Nel dibattito attuale nel cuore dell’Europa tra l’improcrastinabilità di misure di rigore a sostegno dei conti pubblici e la necessità di misure per favorire la crescita spicca l’opinione della Cancelliera tedesca Merkel, la quale sostiene che rigore e crescita sono due facce della stessa medaglia.  Nulla di più falso! 

La storia dell’economia mondiale è caratterizzata da fasi rivoluzionarie, decisive per il raggiungimento del benessere attuale, che stridono con tale teoria. (David S. Landes ,La ricchezze e la povertà delle nazioni, Garzanti, 2000).

Partiamo dalle grandi scoperte. Sul finire del XV secolo vennero raggiunte rotte commerciali che avrebbero rappresentato la svolta per il commercio. Hanno inizio il colonialismo e  la conquista di nuovi mercati, soprattutto quelli delle spezie e del cotone. Per raggiungere l’America nell’estremo occidente e l’India nell’estremo oriente furono necessari grossi investimenti, con la costruzione di grandi navi, enormi spese militari (come sarebbe stato possibile conquistare nuovi mercati senza l’uso dei cannoni?), ingenti anticipi di spese, costituzione di grosse compagnie (si pensi alle Compagnie delle Indie orientali inglese e olandese).

Ma passiamo all’evento più rivoluzionario per l’attuale sistema economico: la Rivoluzione industriale.

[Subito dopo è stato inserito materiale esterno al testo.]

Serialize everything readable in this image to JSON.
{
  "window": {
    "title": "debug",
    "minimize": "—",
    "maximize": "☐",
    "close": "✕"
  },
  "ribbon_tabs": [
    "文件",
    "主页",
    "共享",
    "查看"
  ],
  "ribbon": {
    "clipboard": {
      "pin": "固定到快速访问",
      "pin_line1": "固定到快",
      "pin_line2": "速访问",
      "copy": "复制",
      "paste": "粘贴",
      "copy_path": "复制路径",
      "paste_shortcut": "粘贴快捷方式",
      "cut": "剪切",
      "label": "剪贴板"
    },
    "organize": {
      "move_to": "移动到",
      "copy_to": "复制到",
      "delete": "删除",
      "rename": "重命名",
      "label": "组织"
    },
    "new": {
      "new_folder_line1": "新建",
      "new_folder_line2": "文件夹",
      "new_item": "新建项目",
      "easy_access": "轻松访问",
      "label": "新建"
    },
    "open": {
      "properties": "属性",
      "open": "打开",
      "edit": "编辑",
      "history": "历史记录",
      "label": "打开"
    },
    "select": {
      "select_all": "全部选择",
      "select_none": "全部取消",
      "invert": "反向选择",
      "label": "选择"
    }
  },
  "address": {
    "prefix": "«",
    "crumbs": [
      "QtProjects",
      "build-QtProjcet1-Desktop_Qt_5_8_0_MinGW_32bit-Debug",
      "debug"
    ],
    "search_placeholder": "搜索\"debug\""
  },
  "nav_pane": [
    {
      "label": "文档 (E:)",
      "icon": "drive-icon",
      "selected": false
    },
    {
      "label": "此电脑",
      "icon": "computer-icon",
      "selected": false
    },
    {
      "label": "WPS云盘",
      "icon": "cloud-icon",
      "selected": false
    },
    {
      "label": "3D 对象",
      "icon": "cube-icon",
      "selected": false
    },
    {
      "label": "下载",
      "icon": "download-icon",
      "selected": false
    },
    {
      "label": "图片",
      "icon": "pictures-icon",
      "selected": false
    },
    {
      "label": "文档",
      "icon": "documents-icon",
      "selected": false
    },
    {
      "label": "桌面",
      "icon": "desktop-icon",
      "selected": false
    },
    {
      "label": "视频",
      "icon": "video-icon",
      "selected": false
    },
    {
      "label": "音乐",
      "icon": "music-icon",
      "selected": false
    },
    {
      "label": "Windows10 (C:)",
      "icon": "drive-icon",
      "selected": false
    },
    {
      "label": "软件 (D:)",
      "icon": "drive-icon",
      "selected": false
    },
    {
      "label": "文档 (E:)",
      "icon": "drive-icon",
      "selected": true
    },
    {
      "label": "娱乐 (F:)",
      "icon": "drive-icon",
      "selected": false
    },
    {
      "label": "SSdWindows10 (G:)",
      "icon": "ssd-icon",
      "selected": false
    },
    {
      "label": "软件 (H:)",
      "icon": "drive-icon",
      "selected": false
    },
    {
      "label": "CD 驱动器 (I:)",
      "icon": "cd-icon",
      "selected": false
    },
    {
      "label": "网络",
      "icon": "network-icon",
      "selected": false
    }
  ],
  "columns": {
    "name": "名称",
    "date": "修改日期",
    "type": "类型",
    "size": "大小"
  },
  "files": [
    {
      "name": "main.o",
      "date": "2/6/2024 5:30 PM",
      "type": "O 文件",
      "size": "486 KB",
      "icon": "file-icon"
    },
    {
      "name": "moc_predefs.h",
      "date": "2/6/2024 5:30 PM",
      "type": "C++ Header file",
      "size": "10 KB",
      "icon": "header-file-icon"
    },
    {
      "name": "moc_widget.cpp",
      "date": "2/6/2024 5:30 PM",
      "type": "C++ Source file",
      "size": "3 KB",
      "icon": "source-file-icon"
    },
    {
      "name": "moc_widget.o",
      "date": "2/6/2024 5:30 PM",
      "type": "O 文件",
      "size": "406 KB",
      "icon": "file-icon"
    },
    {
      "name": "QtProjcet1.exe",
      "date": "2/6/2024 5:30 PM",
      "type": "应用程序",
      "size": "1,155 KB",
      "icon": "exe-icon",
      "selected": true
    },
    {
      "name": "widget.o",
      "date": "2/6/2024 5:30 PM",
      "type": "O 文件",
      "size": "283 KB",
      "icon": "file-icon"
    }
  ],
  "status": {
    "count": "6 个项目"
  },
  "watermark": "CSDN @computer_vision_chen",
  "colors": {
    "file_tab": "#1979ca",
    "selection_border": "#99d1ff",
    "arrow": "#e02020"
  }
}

I primi produttori dell’epoca si resero conto che un sistema di meccanizzazione della produzione, che avrebbe significato una produzione di massa, avrebbe reso necessario l’aumento dei salari dei lavoratori, affinché i prodotti delle industrie trovassero dei consumatori muniti di sufficiente denaro per poterli acquistare.  Alla faccia del risparmio!

Nel secolo scorso troviamo la figura di Henry Ford, che nel 1904 introdusse la giornata lavorativa di 8 ore a 5 dollari (David Harvey, La crisi della modernità, il Saggiatore, edizione 2010). I lavoratori avrebbero avuto in questo modo più tempo e più denaro per dedicarsi ai consumi. Quella fu una sorta di II Rivoluzione industriale, grazie alla quale si passò ai consumi di massa e a  quel sistema di produzione in serie che oggi definiamo Fordista.

E’ in quel momento che nasce un uomo nuovo, dedito al consumo. E di conseguenza una produzione nuova. Grazie al sistema fordista si ha  boom dei consumi che sta alla base dello sviluppo raggiunto oggi da tutti i paesi occidentali.  Consumo e spese quindi, da parte di tutto gli attori del sistema economico. Altro che risparmio.

Con il  New deal (1933), grazie ad un programma di spese e all’introduzione dei primi rudimenti dello Stato sociale, l’allora presidente americano Franklyn Delano Roosvelt permise agli Stati Uniti e all’Occidente intero di uscire fuori dalla una delle crisi recessive più gravi della storia (Nouriel Roubini e Stephen Mihm, La crisi non è finita, La Feltrinelli, 2010). Furono poi poste le basi per importanti strumenti di politica di sostegno finanziario, con la creazione della FIDC (assicurazione federale sui depositi).

Immaginate cosa sarebbe successo se si fosse deciso di abbracciare le politiche di austerity.

Infine pensiamo ai piani di spesa USA per la recessione americana (800 mld circa), grazie ai quali almeno gli americano sono usciti dal tunnel della decrescita. Programma di spese accompagnato da un’efficace politica monetaria espansiva da parte della Federal reserve americana, capace di irrorare nel sistema liquidità per 2.300 mld di dollare in 3 anni.

Le principali svolte per l’economia mondiale sono dunque avvenute grazie a programmi di spesa e di consumi che sono in antitesi con la nuova dottrina economica Merkeliana. La cancelliera tedesca prima di improvvisarsi economista sostenendo che l’austerity è fondamentale per lo sviluppo e per la crescita farebbe forse bene a spiegarci qual è la corrente economica a sostegno della sua tesi e da quali eventi storico-economici essa è suffragata.